Diese Anekdote sagt einiges über Nowitzkis Charakter aus. Stets bodenständig gab er sich in Interviews. Er wirkte immer wie der Typ von nebenan, der sich mit vielen extrovertierten Überathleten misst. Noch heute gibt Mutter Helga Nowitzki ihrem hoch dekorierten Sohn Taschengeld, wenn dieser in der Würzburger Heimat vorbeischaut.

Dirk Nowitzki als Exot in der Glamourwelt

Im Rampenlicht stehen oder öffentliche Reden halten, war nie sein Ding. Manchmal wirkte es so, als sei es ihm fast peinlich im Mittelpunkt zu stehen. Nowitzki besucht jedes Jahr ein Kinderkrankenhaus in Dallas mit einem Sack voller Geschenke, ohne vorab der Presse Bescheid zu geben.

21 Jahre hat er bei ein und demselben Team verbracht. Kein anderer Spieler hat die Dallas Mavericks mehr geprägt als er. Mit 31.560 erzielten NBA-Punkten liegt er auf Platz sechs der ewigen Bestenliste. Vor wenigen Wochen hat er Wilt Chamberlain überholt, dem einmal 100 Punkte in einem Spiel gelangen. Danach sagte Dirk: „Dass man in einer Liste mit solchen Namen steht, ist surreal.“ Nur Kareem Abdul-Jabbar (38.387), Karl Malone (36. 928), Kobe Bryant (33.643), LeBron James (32.543) und Michael Jordan (32.292) haben in ihrer Karriere mehr gepunktet als Nowitzki.

In seinem drittletzten Spiel gegen die Memphis Grizzlies knackte er die Marke von 10.000 Defensivrebounds. Nur Robert Parish (1611) und Abdul-Jabbar (1560) haben mehr NBA-Partien absolviert als der 2,13 Meter Power Forward (1521). Deutsche und US-Amerikaner sind sich einig: Dirk hat eine Ära geprägt.

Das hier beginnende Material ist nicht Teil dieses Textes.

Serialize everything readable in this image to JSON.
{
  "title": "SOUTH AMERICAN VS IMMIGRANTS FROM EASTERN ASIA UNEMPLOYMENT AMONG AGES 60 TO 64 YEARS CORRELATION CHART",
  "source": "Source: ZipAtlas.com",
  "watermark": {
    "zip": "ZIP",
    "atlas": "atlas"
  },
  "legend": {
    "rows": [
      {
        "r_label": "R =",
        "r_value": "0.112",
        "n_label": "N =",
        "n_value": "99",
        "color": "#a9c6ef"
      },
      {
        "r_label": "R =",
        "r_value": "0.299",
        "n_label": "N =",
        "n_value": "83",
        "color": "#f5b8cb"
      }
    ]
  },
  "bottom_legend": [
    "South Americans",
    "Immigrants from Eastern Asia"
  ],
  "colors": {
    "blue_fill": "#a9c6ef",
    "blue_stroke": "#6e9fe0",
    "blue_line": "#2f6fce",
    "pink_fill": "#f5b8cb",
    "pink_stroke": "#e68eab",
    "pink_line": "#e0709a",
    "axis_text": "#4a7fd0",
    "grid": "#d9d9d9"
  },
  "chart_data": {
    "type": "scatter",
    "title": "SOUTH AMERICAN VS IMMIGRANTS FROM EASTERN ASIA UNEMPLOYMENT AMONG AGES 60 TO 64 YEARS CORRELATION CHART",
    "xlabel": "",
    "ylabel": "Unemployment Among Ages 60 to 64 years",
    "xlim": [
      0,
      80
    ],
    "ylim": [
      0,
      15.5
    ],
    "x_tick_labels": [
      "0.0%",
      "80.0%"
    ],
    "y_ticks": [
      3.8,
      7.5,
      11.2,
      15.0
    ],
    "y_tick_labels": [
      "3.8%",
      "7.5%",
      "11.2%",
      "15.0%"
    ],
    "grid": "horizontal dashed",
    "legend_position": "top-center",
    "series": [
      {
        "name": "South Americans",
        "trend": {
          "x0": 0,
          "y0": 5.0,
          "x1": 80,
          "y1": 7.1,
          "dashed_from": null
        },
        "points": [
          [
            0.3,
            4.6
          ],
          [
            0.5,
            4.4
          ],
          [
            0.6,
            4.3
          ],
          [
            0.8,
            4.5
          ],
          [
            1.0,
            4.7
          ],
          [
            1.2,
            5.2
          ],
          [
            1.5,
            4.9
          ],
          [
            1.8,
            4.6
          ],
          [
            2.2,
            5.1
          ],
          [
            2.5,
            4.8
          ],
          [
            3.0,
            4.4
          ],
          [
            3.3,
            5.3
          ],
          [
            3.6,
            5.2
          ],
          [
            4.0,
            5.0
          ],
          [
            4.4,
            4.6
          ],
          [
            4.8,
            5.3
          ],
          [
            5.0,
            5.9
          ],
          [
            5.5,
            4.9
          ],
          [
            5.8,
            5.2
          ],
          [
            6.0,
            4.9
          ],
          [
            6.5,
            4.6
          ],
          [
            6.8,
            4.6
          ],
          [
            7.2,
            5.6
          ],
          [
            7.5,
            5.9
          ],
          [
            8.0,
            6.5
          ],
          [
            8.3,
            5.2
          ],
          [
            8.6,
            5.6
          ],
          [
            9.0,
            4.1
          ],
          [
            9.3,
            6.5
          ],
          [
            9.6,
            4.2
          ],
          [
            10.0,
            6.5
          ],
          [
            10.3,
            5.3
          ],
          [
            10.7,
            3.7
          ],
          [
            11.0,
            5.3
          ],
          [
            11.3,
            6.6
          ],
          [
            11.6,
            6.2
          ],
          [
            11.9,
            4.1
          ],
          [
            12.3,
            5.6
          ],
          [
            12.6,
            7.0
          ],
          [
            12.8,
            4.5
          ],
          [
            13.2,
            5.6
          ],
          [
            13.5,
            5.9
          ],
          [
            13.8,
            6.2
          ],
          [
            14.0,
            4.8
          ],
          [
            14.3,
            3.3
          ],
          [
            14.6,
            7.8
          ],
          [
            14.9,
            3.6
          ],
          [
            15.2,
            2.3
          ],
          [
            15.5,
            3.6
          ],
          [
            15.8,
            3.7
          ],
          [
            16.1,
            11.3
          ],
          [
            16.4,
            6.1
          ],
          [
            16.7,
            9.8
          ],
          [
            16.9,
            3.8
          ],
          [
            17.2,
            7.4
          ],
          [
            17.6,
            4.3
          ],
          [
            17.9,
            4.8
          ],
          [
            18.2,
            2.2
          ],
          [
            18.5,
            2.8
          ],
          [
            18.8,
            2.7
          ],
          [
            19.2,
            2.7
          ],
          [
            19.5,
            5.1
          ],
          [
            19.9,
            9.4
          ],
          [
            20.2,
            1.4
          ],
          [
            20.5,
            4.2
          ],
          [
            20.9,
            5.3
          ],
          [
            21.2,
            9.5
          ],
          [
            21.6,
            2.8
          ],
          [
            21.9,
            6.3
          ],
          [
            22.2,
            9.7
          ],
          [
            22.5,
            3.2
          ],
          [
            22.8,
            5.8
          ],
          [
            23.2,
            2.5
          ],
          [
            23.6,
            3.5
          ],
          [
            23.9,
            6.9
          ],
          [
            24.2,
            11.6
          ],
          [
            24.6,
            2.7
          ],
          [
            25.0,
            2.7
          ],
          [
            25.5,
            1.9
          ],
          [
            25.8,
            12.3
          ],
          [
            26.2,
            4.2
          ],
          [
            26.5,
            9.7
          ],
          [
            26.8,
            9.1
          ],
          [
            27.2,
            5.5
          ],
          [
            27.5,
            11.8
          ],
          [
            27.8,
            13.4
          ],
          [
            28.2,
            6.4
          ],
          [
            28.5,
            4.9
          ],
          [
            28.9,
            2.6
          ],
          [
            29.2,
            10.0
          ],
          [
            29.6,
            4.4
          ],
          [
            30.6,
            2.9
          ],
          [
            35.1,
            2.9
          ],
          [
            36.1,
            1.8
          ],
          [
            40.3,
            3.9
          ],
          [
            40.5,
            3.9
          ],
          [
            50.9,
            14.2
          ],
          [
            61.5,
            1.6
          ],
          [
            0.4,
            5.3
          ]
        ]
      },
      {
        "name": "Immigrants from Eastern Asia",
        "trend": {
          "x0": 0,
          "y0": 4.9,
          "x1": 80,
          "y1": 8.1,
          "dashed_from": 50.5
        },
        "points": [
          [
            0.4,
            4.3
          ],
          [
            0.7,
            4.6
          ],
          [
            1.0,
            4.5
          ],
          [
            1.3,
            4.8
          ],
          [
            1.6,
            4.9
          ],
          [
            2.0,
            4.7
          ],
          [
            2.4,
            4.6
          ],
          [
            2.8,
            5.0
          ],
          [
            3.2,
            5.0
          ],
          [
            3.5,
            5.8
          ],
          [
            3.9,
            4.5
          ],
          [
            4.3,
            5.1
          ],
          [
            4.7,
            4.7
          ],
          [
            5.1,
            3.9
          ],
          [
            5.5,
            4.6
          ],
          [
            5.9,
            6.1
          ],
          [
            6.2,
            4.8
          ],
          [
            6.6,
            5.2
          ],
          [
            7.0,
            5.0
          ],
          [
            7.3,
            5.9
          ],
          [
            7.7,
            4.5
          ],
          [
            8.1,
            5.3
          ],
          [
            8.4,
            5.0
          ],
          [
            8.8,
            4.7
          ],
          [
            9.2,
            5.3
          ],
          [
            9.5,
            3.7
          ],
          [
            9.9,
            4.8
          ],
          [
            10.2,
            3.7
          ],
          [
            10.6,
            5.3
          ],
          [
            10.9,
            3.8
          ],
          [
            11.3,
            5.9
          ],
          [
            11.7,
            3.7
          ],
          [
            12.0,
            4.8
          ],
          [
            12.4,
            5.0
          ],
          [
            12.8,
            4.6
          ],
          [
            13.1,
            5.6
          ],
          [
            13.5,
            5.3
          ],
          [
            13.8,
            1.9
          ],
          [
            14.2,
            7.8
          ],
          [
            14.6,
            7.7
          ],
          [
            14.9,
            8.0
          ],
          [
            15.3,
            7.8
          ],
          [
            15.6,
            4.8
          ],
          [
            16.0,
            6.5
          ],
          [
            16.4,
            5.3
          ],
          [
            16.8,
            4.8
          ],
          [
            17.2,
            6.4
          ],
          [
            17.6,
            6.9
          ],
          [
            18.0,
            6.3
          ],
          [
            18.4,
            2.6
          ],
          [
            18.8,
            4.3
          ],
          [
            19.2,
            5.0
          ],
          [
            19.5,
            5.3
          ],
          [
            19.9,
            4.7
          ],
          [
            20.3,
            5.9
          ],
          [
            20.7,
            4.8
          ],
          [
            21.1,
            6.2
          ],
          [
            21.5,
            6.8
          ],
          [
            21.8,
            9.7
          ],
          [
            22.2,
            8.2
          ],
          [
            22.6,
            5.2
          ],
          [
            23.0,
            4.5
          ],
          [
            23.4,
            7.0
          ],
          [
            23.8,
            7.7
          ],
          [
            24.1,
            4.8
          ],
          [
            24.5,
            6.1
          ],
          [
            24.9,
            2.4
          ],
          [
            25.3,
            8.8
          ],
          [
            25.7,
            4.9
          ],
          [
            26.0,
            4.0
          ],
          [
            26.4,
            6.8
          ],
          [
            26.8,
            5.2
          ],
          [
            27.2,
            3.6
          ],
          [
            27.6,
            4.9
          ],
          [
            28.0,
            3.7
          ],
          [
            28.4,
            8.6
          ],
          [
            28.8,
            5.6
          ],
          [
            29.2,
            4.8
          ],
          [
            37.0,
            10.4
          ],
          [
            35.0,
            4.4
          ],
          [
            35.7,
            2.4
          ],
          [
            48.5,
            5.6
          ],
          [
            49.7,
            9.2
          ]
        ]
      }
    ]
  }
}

Vor allem die Stadt Dallas blickt stolz auf ihren Dirk. Der General Manager der Mavericks Donnie Nelson sagt: „Dirk hat Dallas verändert, ökonomisch und kulturell. Die Mentalität. Er verdient ein Denkmal, ganz einfach.“

Zunächst drei Sportarten

Seine sportliche Begabung und sein Bewegungstalent wird Nowitzki bereits in die Wiege gelegt. Mutter Helga war Basketball-Nationalspielerin, Vater Jörg Handballspieler. In der Jugend treibt Dirk noch drei Sportarten gleichzeitig: Tennis, Handball und Basketball. Als seine schulischen Leistungen nachlassen, verzichtet er erst auf Handball und später auf Tennis.

Im Alter von 16 Jahren trifft Dirk zum ersten Mal Holger Geschwindner. Damals ahnt man noch nicht, dass sich aus der ersten Begegnung ein Bund fürs Leben entwickelt. Geschwindner erkennt Potential im langen Schlaks von der DJK Würzburg. Er sieht, wie geschmeidig Dirk mit dem Ball dribbeln und aus der Distanz werfen kann. Nowitzki ist ein Rohdiamant, der nur geschliffen werden muss.

Geschwindner, in den 1970er Jahren selbst Kapitän der Nationalmannschaft, beginnt mit Dirk zu arbeiten. Manche seiner Methoden – Froschsprünge, Würfe auf einem Bein – werden voreilig als „Unfug“ abgestempelt. Noch heute prangt an Geschwindners Büro der Schriftzug „Institut für angewandten Unfug“.

Geschwindner hat sich den Ruf des verrückten Professors erarbeitet. Sein Kleidungsstil erinnert an die 1970er Jahre, er ist studierter Mathematiker, Physiker und Philosoph. Außerdem hat er ein Computerprogramm entwickelt, mit dem sich der ideale Winkel eines Korbwurfs errechnen lässt.

Geschwindner trainiert Nowitzki nicht nur im Körbewerfen, sondern geht mit ihm Rudern, Fechten oder zeigt ihm hochwertige Literatur. Im Nachhinein muss man zu dem Fazit kommen: Die bisweilen kritisch beäugte Partnerschaft hätte nicht besser verlaufen können.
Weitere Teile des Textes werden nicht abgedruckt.